In Toronto and around the world there are two clear visions of how passengers should be moved by aircraft. The first is the Mega hub, an upsized version of the existing hub and spoke system in use at large airports since the 1970s. Pearson wants to become a mega hub. The second approach is called point to point , where passengers take a flight directly from an airport closer to their home, direct to a final destination.
Not to belabor the obvious, but passengers want point to point. No one wants to run around a mega hub ( looking like an expensive mega mall ) trying to find a connecting flight.
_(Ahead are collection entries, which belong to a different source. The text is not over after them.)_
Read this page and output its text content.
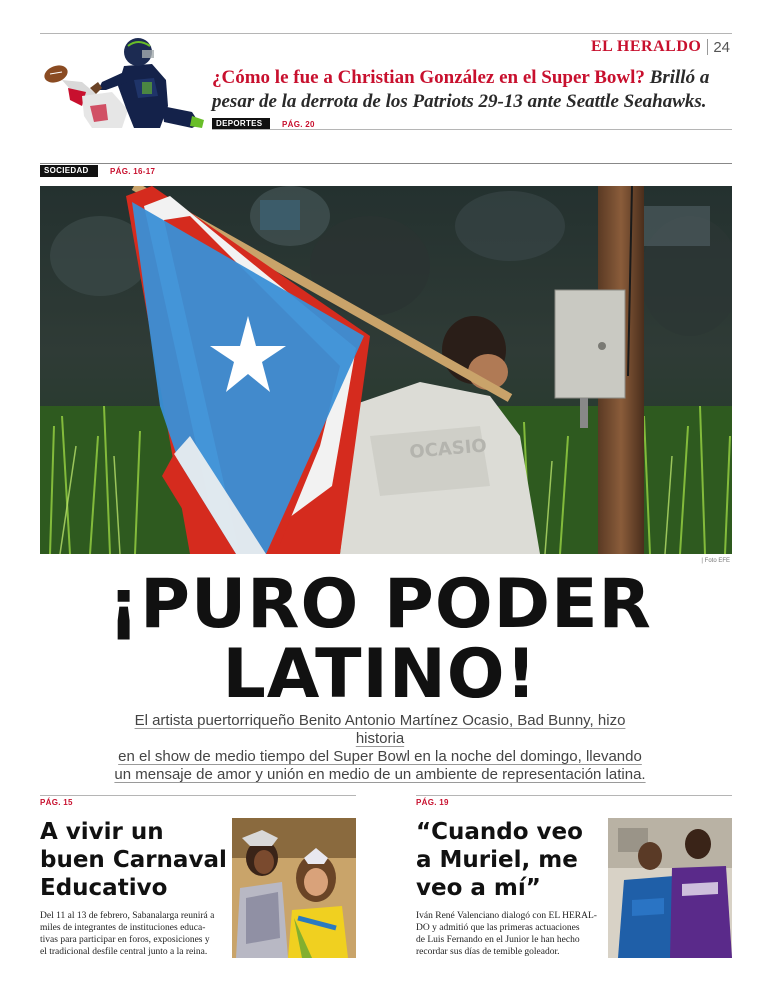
EL HERALDO 24
¿Cómo le fue a Christian González en el Super Bowl? Brilló a pesar de la derrota de los Patriots 29-13 ante Seattle Seahawks.
DEPORTES	PÁG. 20
SOCIEDAD	PÁG. 16-17
OCASIO
| Foto EFE
¡PURO PODER
LATINO!
El artista puertorriqueño Benito Antonio Martínez Ocasio, Bad Bunny, hizo historia
en el show de medio tiempo del Super Bowl en la noche del domingo, llevando
un mensaje de amor y unión en medio de un ambiente de representación latina.
PÁG. 15
A vivir un
buen Carnaval
Educativo
Del 11 al 13 de febrero, Sabanalarga reunirá a
miles de integrantes de instituciones educa-
tivas para participar en foros, exposiciones y
el tradicional desfile central junto a la reina.
PÁG. 19
“Cuando veo
a Muriel, me
veo a mí”
Iván René Valenciano dialogó con EL HERAL-
DO y admitió que las primeras actuaciones
de Luis Fernando en el Junior le han hecho
recordar sus días de temible goleador.
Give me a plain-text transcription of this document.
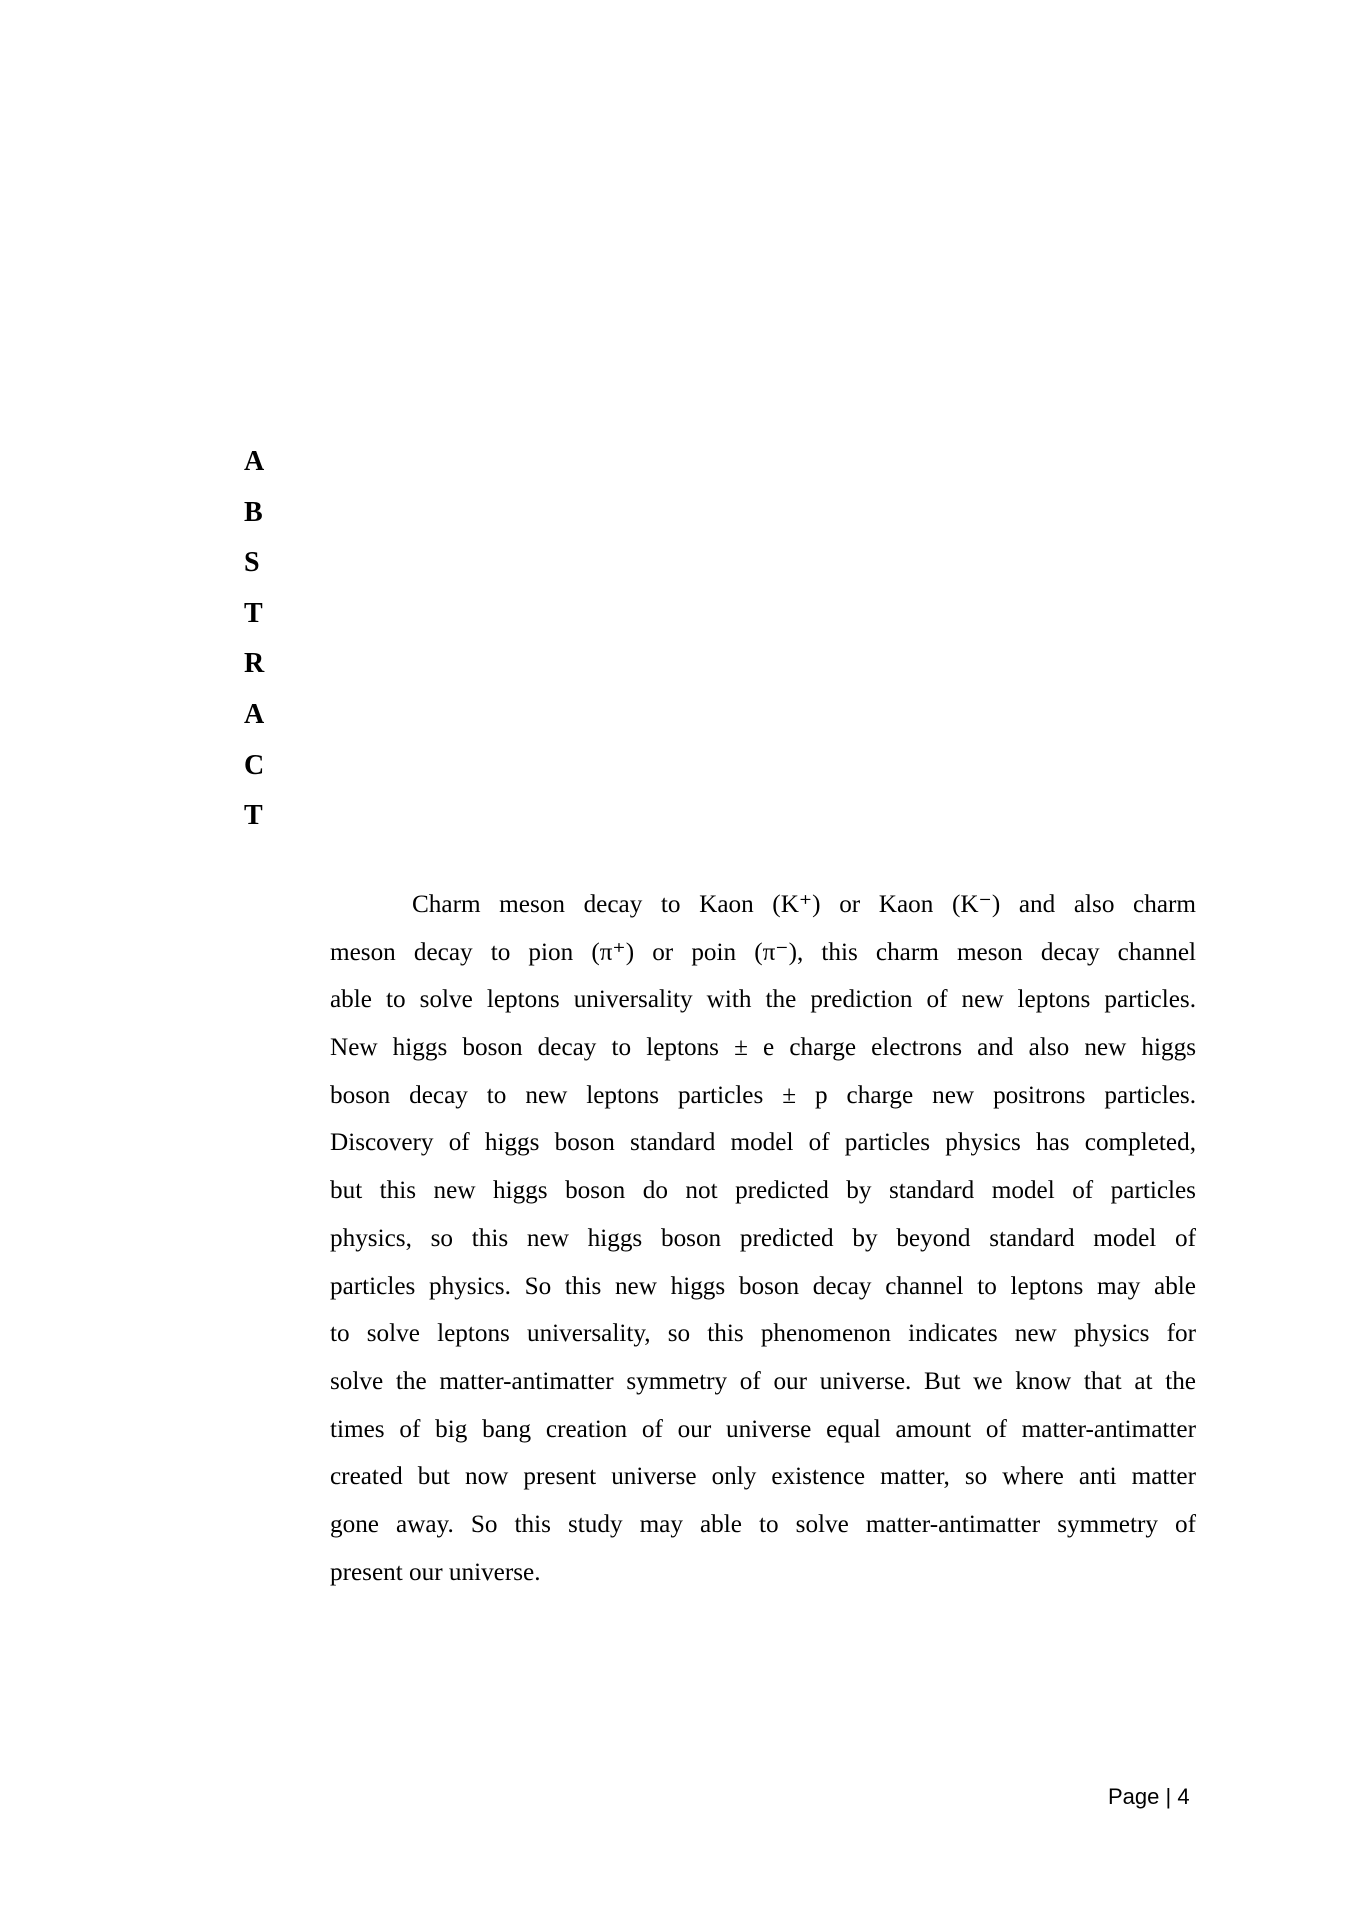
A
B
S
T
R
A
C
T
Charm meson decay to Kaon (K⁺) or Kaon (K⁻) and also charm
meson decay to pion (π⁺) or poin (π⁻), this charm meson decay channel
able to solve leptons universality with the prediction of new leptons particles.
New higgs boson decay to leptons ± e charge electrons and also new higgs
boson decay to new leptons particles ± p charge new positrons particles.
Discovery of higgs boson standard model of particles physics has completed,
but this new higgs boson do not predicted by standard model of particles
physics, so this new higgs boson predicted by beyond standard model of
particles physics. So this new higgs boson decay channel to leptons may able
to solve leptons universality, so this phenomenon indicates new physics for
solve the matter-antimatter symmetry of our universe. But we know that at the
times of big bang creation of our universe equal amount of matter-antimatter
created but now present universe only existence matter, so where anti matter
gone away. So this study may able to solve matter-antimatter symmetry of
present our universe.
Page | 4
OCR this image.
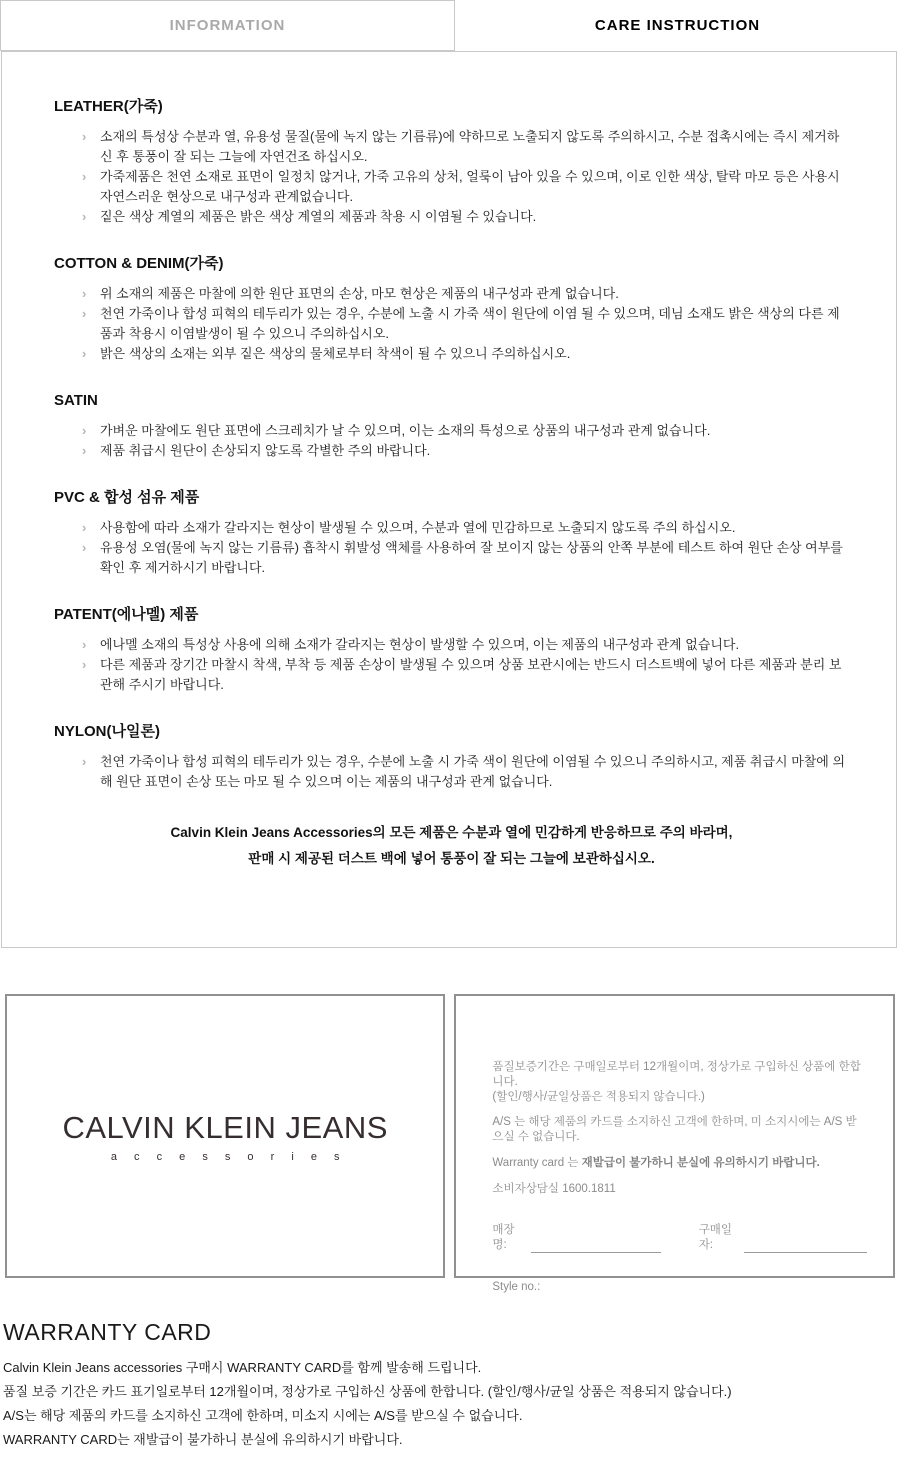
INFORMATION	CARE INSTRUCTION
LEATHER(가죽)
›	소재의 특성상 수분과 열, 유용성 물질(물에 녹지 않는 기름류)에 약하므로 노출되지 않도록 주의하시고, 수분 접촉시에는 즉시 제거하신 후 통풍이 잘 되는 그늘에 자연건조 하십시오.
›	가죽제품은 천연 소재로 표면이 일정치 않거나, 가죽 고유의 상처, 얼룩이 남아 있을 수 있으며, 이로 인한 색상, 탈락 마모 등은 사용시 자연스러운 현상으로 내구성과 관계없습니다.
›	짙은 색상 계열의 제품은 밝은 색상 계열의 제품과 착용 시 이염될 수 있습니다.
COTTON & DENIM(가죽)
›	위 소재의 제품은 마찰에 의한 원단 표면의 손상, 마모 현상은 제품의 내구성과 관계 없습니다.
›	천연 가죽이나 합성 피혁의 테두리가 있는 경우, 수분에 노출 시 가죽 색이 원단에 이염 될 수 있으며, 데님 소재도 밝은 색상의 다른 제품과 착용시 이염발생이 될 수 있으니 주의하십시오.
›	밝은 색상의 소재는 외부 짙은 색상의 물체로부터 착색이 될 수 있으니 주의하십시오.
SATIN
›	가벼운 마찰에도 원단 표면에 스크레치가 날 수 있으며, 이는 소재의 특성으로 상품의 내구성과 관계 없습니다.
›	제품 취급시 원단이 손상되지 않도록 각별한 주의 바랍니다.
PVC & 합성 섬유 제품
›	사용함에 따라 소재가 갈라지는 현상이 발생될 수 있으며, 수분과 열에 민감하므로 노출되지 않도록 주의 하십시오.
›	유용성 오염(물에 녹지 않는 기름류) 흡착시 휘발성 액체를 사용하여 잘 보이지 않는 상품의 안쪽 부분에 테스트 하여 원단 손상 여부를 확인 후 제거하시기 바랍니다.
PATENT(에나멜) 제품
›	에나멜 소재의 특성상 사용에 의해 소재가 갈라지는 현상이 발생할 수 있으며, 이는 제품의 내구성과 관계 없습니다.
›	다른 제품과 장기간 마찰시 착색, 부착 등 제품 손상이 발생될 수 있으며 상품 보관시에는 반드시 더스트백에 넣어 다른 제품과 분리 보관해 주시기 바랍니다.
NYLON(나일론)
›	천연 가죽이나 합성 피혁의 테두리가 있는 경우, 수분에 노출 시 가죽 색이 원단에 이염될 수 있으니 주의하시고, 제품 취급시 마찰에 의해 원단 표면이 손상 또는 마모 될 수 있으며 이는 제품의 내구성과 관계 없습니다.
Calvin Klein Jeans Accessories의 모든 제품은 수분과 열에 민감하게 반응하므로 주의 바라며,
판매 시 제공된 더스트 백에 넣어 통풍이 잘 되는 그늘에 보관하십시오.
CALVIN KLEIN JEANS
a c c e s s o r i e s

품질보증기간은 구매일로부터 12개월이며, 정상가로 구입하신 상품에 한합니다.
(할인/행사/균일상품은 적용되지 않습니다.)

A/S 는 해당 제품의 카드를 소지하신 고객에 한하며, 미 소지시에는 A/S 받으실 수 없습니다.

Warranty card 는 재발급이 불가하니 분실에 유의하시기 바랍니다.

소비자상담실 1600.1811

매장명:
구매일자:
Style no.:
WARRANTY CARD

Calvin Klein Jeans accessories 구매시 WARRANTY CARD를 함께 발송해 드립니다.

품질 보증 기간은 카드 표기일로부터 12개월이며, 정상가로 구입하신 상품에 한합니다. (할인/행사/균일 상품은 적용되지 않습니다.)

A/S는 해당 제품의 카드를 소지하신 고객에 한하며, 미소지 시에는 A/S를 받으실 수 없습니다.

WARRANTY CARD는 재발급이 불가하니 분실에 유의하시기 바랍니다.
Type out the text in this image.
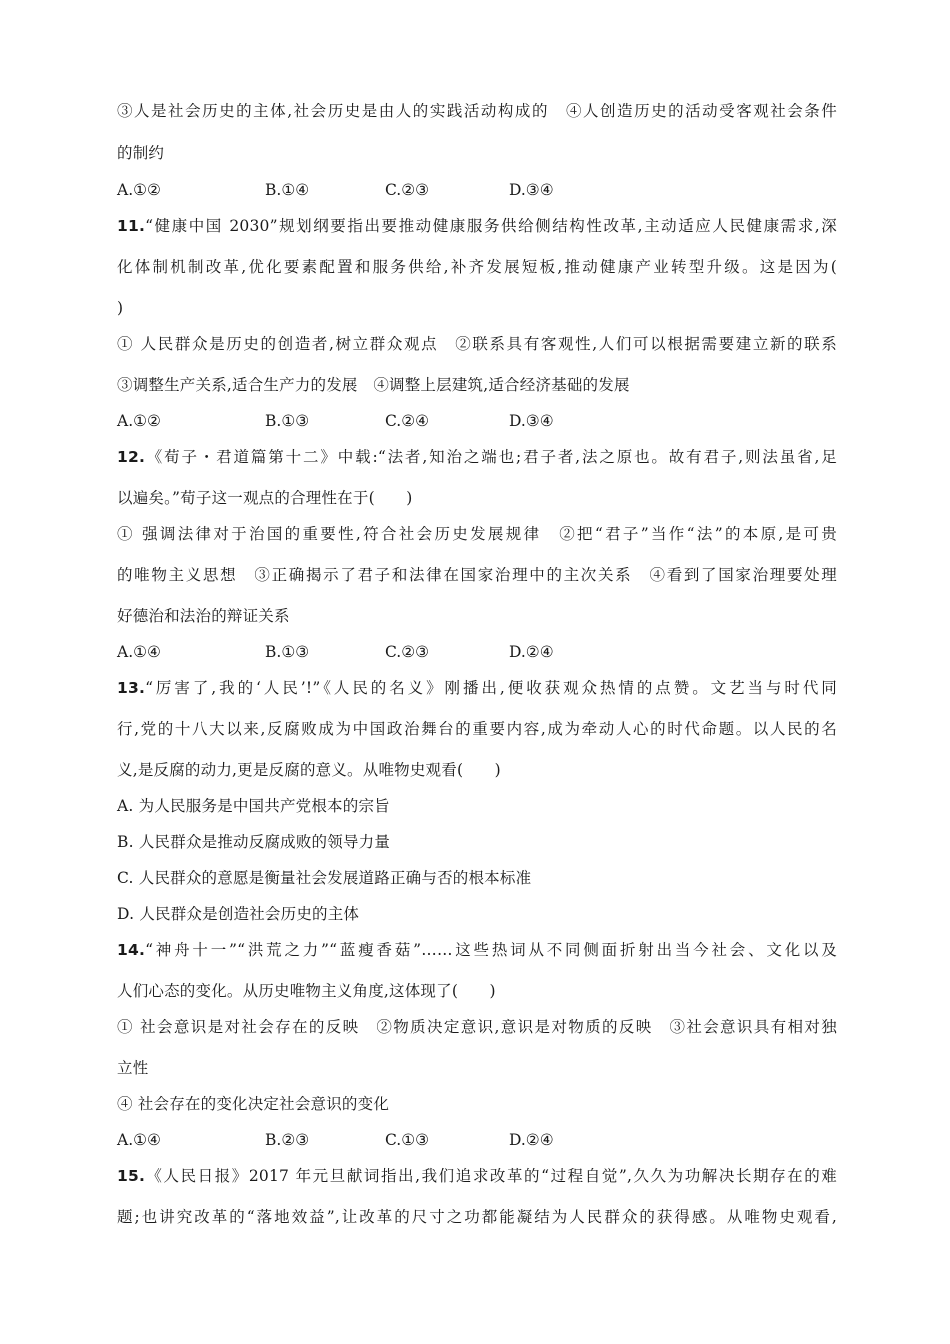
③人是社会历史的主体,社会历史是由人的实践活动构成的　④人创造历史的活动受客观社会条件
的制约
A.①②	B.①④	C.②③	D.③④
11.“健康中国 2030”规划纲要指出要推动健康服务供给侧结构性改革,主动适应人民健康需求,深
化体制机制改革,优化要素配置和服务供给,补齐发展短板,推动健康产业转型升级。这是因为(
)
① 人民群众是历史的创造者,树立群众观点　②联系具有客观性,人们可以根据需要建立新的联系
③调整生产关系,适合生产力的发展　④调整上层建筑,适合经济基础的发展
A.①②	B.①③	C.②④	D.③④
12.《荀子・君道篇第十二》中载:“法者,知治之端也;君子者,法之原也。故有君子,则法虽省,足
以遍矣。”荀子这一观点的合理性在于(　　)
① 强调法律对于治国的重要性,符合社会历史发展规律　②把“君子”当作“法”的本原,是可贵
的唯物主义思想　③正确揭示了君子和法律在国家治理中的主次关系　④看到了国家治理要处理
好德治和法治的辩证关系
A.①④	B.①③	C.②③	D.②④
13.“厉害了,我的‘人民’!”《人民的名义》刚播出,便收获观众热情的点赞。文艺当与时代同
行,党的十八大以来,反腐败成为中国政治舞台的重要内容,成为牵动人心的时代命题。以人民的名
义,是反腐的动力,更是反腐的意义。从唯物史观看(　　)
A. 为人民服务是中国共产党根本的宗旨
B. 人民群众是推动反腐成败的领导力量
C. 人民群众的意愿是衡量社会发展道路正确与否的根本标准
D. 人民群众是创造社会历史的主体
14.“神舟十一”“洪荒之力”“蓝瘦香菇”……这些热词从不同侧面折射出当今社会、文化以及
人们心态的变化。从历史唯物主义角度,这体现了(　　)
① 社会意识是对社会存在的反映　②物质决定意识,意识是对物质的反映　③社会意识具有相对独
立性
④ 社会存在的变化决定社会意识的变化
A.①④	B.②③	C.①③	D.②④
15.《人民日报》2017 年元旦献词指出,我们追求改革的“过程自觉”,久久为功解决长期存在的难
题;也讲究改革的“落地效益”,让改革的尺寸之功都能凝结为人民群众的获得感。从唯物史观看,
It goes without saying that Smaller communities need to connect to larger airport for some flights, but new tech midsized airliners now have the flexibility, range and efficiency to make the majority of domestic and overseas destinations in one hop.
Discount Airlines are doing thier best to avoid mega hub airports by using more efficient smaller reliever airports for point to point runs. The reason is simple, operating costs. As congestion increases at the Hub airport, operating cost can increase dramatically with flight delays, long taxi lineup for take off and after landing for a gate.
A good example of a hub reliever pair is Heathrow and Standstead, or even Gatwick.
But the reliever airport must be close to or inside the hub passenger catchment area to work. This is why Pickering works for Toronto but Hamilton is challenged. But without a reliever airport, When the Hub airport is overloaded and runs out of slots it will upsize aircraft, cutting off service to smaller communities that are not economic for point to point and that the hub is actually best at serving. That is why allowing the Pearson monopoly to pursue its mega hub plan without an accessible reliever airport in Pickering is such a horrible idea.